As your system grows, so do the tradeoffs. Tool calling breaks down when you’re dealing with more than a dozen services. You need smarter routing, which often means training a traditional ML model just to decide what tool to use. Then comes observability — logging what happened, why it happened, and how to course-correct when it doesn’t.

You also need guardrails: blocking inappropriate responses, managing token usage, rate-limiting runaway costs. And knowledge retrieval becomes mandatory — using RAG (retrieval-augmented generation), vector databases like LanceDB or Pinecone, and increasingly, graph-based tools for more structured queries.

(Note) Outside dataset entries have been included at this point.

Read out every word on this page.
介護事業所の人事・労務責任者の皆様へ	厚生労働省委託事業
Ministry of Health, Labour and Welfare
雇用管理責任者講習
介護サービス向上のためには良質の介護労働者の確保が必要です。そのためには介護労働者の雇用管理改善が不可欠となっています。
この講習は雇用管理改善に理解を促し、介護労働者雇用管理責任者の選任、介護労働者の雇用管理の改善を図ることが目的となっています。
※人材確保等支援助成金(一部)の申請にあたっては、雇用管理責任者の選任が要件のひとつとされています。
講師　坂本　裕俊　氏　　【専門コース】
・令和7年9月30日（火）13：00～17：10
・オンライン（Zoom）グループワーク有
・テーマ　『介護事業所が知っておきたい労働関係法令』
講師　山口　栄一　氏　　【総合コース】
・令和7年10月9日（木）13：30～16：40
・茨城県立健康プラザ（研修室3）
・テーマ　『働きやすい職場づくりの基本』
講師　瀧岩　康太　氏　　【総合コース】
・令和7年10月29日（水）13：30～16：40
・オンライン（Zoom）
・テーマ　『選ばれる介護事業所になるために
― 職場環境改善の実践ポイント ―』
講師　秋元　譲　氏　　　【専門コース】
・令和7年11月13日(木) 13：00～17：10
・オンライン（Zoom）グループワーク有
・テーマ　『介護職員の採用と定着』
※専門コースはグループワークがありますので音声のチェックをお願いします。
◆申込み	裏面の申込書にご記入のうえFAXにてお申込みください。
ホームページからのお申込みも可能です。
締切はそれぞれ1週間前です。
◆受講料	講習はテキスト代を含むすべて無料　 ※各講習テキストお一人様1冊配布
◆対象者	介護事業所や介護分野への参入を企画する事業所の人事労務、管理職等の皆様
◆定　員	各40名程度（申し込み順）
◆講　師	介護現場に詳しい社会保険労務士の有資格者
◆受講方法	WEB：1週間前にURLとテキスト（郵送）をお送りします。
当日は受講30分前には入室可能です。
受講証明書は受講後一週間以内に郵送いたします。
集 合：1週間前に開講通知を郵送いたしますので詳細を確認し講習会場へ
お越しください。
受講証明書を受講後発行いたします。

Then there’s memory. It’s not just about storing chat history. Users expect persistence — like remembering how you want your data visualizations labeled or your dashboards themed. Today, that memory lives in markdown files, config scripts, and increasingly structured agent formats (.gemini, .claude).

Mistakes to Avoid

As mentioned in previous posts, here are some of the common traps we’ve seen:

Assuming the AI will “just figure it out” without structured system prompts, memory schemas, or scoped tasks

Underestimating product integration complexity, including webhooks, API endpoints, latency handling, and deterministic fallbacks

Skipping UX, evaluation, and deployment planning, especially in systems where AI failure cases must be caught or redirected

Neglecting observability and guardrails, leading to surprise costs, hallucinations, or inconsistent outputs

We’re not just building with LLMs — we’re engineering around them. The magic box turns out to be an iceberg. The model is just the visible tip. Underneath: routing, orchestration, retrieval, observability, evals, governance, and controls.